La base de données ForeST et la technologie complétée par la collection, DART-TOFMS (analyse directe en spectrométrie de masse en temps de vol en temps réel), fourniront un outil puissant aux agents des douanes, des forces de l'ordre, du pouvoir judiciaire, des législateurs et d'autres personnes aux prises avec la dévastation environnementale, culturelle et économique causée par l'exploitation forestière illégale et le commerce de bois durs et de bois précieux. Les Nations Unies et Interpol estiment que ce commerce coûte à l’économie mondiale jusqu’à 152 milliards de dollars par an, soit plus que la valeur annuelle combinée de l’ivoire, de la corne de rhinocéros, des oiseaux, des reptiles et des coraux faisant l’objet d’un trafic.

L'instrument DART applique un flux d'ions d'hélium chauffé sur l'échantillon et fournit rapidement un profil chimique complet. La personne qui teste le bois - un agent des douanes, par exemple - doit simplement tenir un petit morceau de bois devant le faisceau d'ions pour générer une analyse. Il est non invasif, nécessite très peu de préparation et fonctionne presque instantanément si l’échantillon en question est inclus dans la base de données.
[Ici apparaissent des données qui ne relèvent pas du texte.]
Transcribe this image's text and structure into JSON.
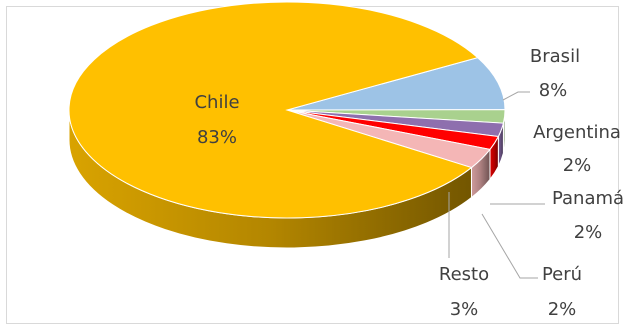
{
  "chart_data": {
    "type": "pie",
    "style": "3d",
    "categories": [
      "Chile",
      "Brasil",
      "Argentina",
      "Panamá",
      "Perú",
      "Resto"
    ],
    "values": [
      83,
      8,
      2,
      2,
      2,
      3
    ],
    "value_labels": [
      "83%",
      "8%",
      "2%",
      "2%",
      "2%",
      "3%"
    ],
    "colors": {
      "Chile": "#FFC000",
      "Brasil": "#9DC3E6",
      "Argentina": "#A9D18E",
      "Panamá": "#8E6FAE",
      "Perú": "#FF0000",
      "Resto": "#F4B6B6"
    },
    "title": "",
    "legend": "none"
  }
}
Cady Lancaster, boursière postdoctorale et chimiste, est l'un des scientifiques qui collaborent au projet de recherche mené conjointement par le World Resources Institute et le laboratoire médico-légal du Fish and Wildlife Service des États-Unis.

«Pour moi, cette collection est vraiment inestimable, car sans elle, il n'y aurait aucun moyen de continuer à travailler sur ce projet et de lutter contre le trafic d'espèces sauvages et en particulier la déforestation», dit-elle. «Le trafic de bois est tellement prolifique et mondial. Une seule collection de bois, comme la Wilson, peut fournir des échantillons provenant de dizaines de pays et de centaines de peuplements à un seul endroit. Sans cette représentation, nous ne pourrions pas mener à bien un projet de cette ampleur. ”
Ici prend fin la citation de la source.